Esse modelo, apesar de não ser estático, se encontra dessa maneira entre nós,
visto que a influência do Direito Administrativo francês apenas aparentemente acaba
por lhe conferir uma maior rigidez organizacional. Contudo, o país também sofreu interferências
norte-americanas, através do presidencialismo, o que imprimiu uma flexibilidade
e politização na Administração brasileira. Apenas, com a Carta Magna de 1988
que a legislação tornou-se mais rígida em relação à burocracia. Nos termos da
Constituição, a administração pública deve seguir os princípios da legalidade,
impessoalidade, moralidade, publicidade e eficiência.
A
base do conceito de carreira é expressa no curriculum Lattes, elaborado nos padrões da “plataforma” gerida pelo Deus ex machina CNPq, tendo como
resultado a experiência individual cumulativa na integração de bases de dados
de currículos, de grupos de pesquisa e de instituições em um único sistema de
informação, “tornando-se um padrão nacional no registro do percurso acadêmico
de estudantes e pesquisadores do Brasil”. Atualmente é adotado pela maioria das
instituições de fomento, universidades e institutos de pesquisa do país. A
“riqueza” do controle de informações, a abrangência e confiabilidade são
elementos indispensáveis aos pleitos de financiamentos na área de ciência e
tecnologia. O curriculum Lattes é mais abrangente que o curriculum vitae, sendo
esta a principal diferença entre os dois. Além disso, é mais longo, pois deve
mencionar detalhadamente tudo o que está relacionado com a carreira do
profissional.
A
expressão é usada habitualmente para indicar um desenvolvimento de uma história
concreta que não leva em consideração sua lógica interna e é tão inverossímil
que permite ao autor terminá-la com uma situação improvável, porém mais
palatável. Em termos modernos, deus ex
machina também pode descrever uma pessoa ou uma coisa, fora do sentido
fetichista marxista, que de repente aparece e resolve um problema aparentemente
insolúvel, contrariando Hegel para quem a sabedoria poderia resolvê-lo.. A
noção de deus ex machina também pode
ser aplicada a uma revelação dentro de uma história vivida por um personagem, como
tem ocorrido no trabalho disciplinar, que envolva realizações complicadas, às
vezes perigosas ou mundanas e, porventura, sequência de eventos aparentemente
não relacionados que conduzem ao ponto da história em que tudo é conectado por
algum conceito profundo. Essa intervenção inesperada e oportuna visa a dar
sentido à história no lugar de um evento mais consistente com a trama. As
tragédias de Eurípides eram notórias no uso deste recurso.
Pode-se
entender carreira como uma série de estágios que variam conforme forças de
trabalho exercido sobre o indivíduo. Tem-se a relação entre a organização e o
profissional, como fator de conciliação das expectativas entre ambas a partes.

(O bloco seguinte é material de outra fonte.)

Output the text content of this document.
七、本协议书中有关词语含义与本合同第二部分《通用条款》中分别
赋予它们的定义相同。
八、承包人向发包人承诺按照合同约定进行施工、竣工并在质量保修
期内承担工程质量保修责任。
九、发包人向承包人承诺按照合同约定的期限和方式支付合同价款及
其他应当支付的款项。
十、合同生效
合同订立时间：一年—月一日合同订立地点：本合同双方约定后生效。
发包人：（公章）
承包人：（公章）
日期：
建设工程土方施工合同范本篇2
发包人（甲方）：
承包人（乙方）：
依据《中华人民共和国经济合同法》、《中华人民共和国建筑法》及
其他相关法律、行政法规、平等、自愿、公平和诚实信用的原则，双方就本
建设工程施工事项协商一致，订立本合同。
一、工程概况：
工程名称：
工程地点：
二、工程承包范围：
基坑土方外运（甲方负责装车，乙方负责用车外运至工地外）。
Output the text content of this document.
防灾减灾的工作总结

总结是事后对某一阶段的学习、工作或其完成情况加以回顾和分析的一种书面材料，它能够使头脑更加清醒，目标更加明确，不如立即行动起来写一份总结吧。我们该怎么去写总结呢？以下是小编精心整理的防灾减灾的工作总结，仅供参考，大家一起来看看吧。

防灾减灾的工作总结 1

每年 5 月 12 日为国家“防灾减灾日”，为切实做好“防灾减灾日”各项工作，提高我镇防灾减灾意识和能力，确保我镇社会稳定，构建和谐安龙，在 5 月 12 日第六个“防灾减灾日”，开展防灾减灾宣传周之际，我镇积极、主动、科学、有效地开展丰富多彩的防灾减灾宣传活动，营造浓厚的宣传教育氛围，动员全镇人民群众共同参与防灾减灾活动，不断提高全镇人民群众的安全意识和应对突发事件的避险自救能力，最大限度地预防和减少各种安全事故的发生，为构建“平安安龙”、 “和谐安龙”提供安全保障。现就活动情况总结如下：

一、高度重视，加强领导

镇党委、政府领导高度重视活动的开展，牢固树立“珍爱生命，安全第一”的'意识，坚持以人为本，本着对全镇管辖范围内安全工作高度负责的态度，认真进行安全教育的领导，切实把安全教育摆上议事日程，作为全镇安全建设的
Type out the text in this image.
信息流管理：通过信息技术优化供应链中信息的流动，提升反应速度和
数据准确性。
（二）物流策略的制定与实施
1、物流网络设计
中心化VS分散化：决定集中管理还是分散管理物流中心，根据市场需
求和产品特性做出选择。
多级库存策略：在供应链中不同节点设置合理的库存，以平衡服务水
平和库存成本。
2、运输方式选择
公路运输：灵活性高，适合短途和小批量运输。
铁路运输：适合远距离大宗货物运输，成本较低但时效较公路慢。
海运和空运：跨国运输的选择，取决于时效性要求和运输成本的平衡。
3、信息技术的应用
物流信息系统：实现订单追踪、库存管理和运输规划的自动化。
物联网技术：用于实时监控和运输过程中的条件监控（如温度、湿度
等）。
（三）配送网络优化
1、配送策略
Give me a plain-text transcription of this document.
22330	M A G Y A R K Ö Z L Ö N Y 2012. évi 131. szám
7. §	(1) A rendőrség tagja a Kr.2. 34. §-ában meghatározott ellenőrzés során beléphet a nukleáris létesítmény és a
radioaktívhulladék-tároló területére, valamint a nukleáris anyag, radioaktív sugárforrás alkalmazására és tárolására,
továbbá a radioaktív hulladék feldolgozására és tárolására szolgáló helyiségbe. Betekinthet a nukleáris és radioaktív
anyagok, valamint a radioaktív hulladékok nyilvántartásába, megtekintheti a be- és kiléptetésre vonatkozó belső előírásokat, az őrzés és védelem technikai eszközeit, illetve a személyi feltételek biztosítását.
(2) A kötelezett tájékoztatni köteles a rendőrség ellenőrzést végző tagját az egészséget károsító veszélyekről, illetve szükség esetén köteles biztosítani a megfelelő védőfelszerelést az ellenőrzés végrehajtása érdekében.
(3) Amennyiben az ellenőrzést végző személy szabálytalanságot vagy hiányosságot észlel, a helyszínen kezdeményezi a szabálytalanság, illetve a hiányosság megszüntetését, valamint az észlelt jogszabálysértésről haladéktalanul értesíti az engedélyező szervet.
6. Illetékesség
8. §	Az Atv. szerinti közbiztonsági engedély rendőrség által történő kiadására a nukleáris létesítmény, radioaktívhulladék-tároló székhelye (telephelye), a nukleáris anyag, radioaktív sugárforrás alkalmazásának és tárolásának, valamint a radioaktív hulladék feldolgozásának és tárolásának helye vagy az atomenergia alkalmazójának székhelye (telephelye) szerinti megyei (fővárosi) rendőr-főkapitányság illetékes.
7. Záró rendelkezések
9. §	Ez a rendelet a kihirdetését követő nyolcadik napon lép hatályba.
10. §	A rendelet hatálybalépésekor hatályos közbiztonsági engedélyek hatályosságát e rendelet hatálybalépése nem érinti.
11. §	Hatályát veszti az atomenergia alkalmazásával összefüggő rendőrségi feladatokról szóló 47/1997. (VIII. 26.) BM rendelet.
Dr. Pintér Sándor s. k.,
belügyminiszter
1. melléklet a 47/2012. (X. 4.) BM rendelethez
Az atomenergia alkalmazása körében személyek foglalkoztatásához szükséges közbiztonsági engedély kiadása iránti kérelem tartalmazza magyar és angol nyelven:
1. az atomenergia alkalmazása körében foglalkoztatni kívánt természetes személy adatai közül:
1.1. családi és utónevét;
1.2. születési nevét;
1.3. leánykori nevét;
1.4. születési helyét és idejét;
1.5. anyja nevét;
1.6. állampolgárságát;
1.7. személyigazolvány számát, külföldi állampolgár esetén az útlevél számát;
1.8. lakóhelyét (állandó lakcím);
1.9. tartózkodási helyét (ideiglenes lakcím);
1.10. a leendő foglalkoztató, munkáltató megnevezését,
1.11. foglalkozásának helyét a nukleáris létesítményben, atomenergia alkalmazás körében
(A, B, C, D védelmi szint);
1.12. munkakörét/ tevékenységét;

A carreira é um dos termos das ciências sociais que não é ambígua e está
relacionada a uma gama ampla de definições. Pode significar, ao mesmo tempo,
emprego assalariado ou atividade não remunerada, profissão, vocação, ocupação,
estágio, posição em uma organização, trajetória de um indivíduo no trabalho,
uma fonte de informação para as empresas alocarem recursos humanos, e,
sobretudo, um roteiro pessoal para a realização dos próprios desejos. Carreira
inclui os estudos ou a preparação acadêmica e integram as capacidades laborais,
as novas aprendizagens, as mudanças pessoais sobre a própria imagem, as metas e
os valores, assim como a resposta para as novas oportunidades e mudanças tanto
sociais, como ideológicas e políticas. A carreira é um caminho de maturação em
conhecimentos, habilidades e responsabilidades sobre a própria vida.
Os
mais recentes balanços críticos da sociologia das profissões põem em relevo seu
viés ideológico e o erro de perspectiva por ele condicionado, a saber: a) ao
endossar a premissa de que a organização profissional das ocupações significa a
superação de interesses privados individuais ou grupais em nome de nobres
interesses coletivos, os sociólogos estariam reafirmando o discurso ideológico
dos próprios profissionais, que nada mais é do que a ideologia de classe média
que se assume acima das classes sociais e de seus conflitos identitários necessários;
b) ao entender a organização profissional como comunidade de interesses e
âmbito de socialização, esta sociologia, de inspiração funcionalista, não
estaria levando em conta o movimento simultâneo e correlato de “desprofissionalização”,
definido pelo aumento do número de profissionais assalariados (isto é, pela
difusão da relação de assalariamento), pela emergência (entre os quadros médios
e mesmo superiores) da organização sindical e da prática de greve a que apelam
as frações da classe operária e, finalmente, pela redução do diferencial de
salário, de prestígio e de controle do processo de trabalho do trabalhador “não-manual”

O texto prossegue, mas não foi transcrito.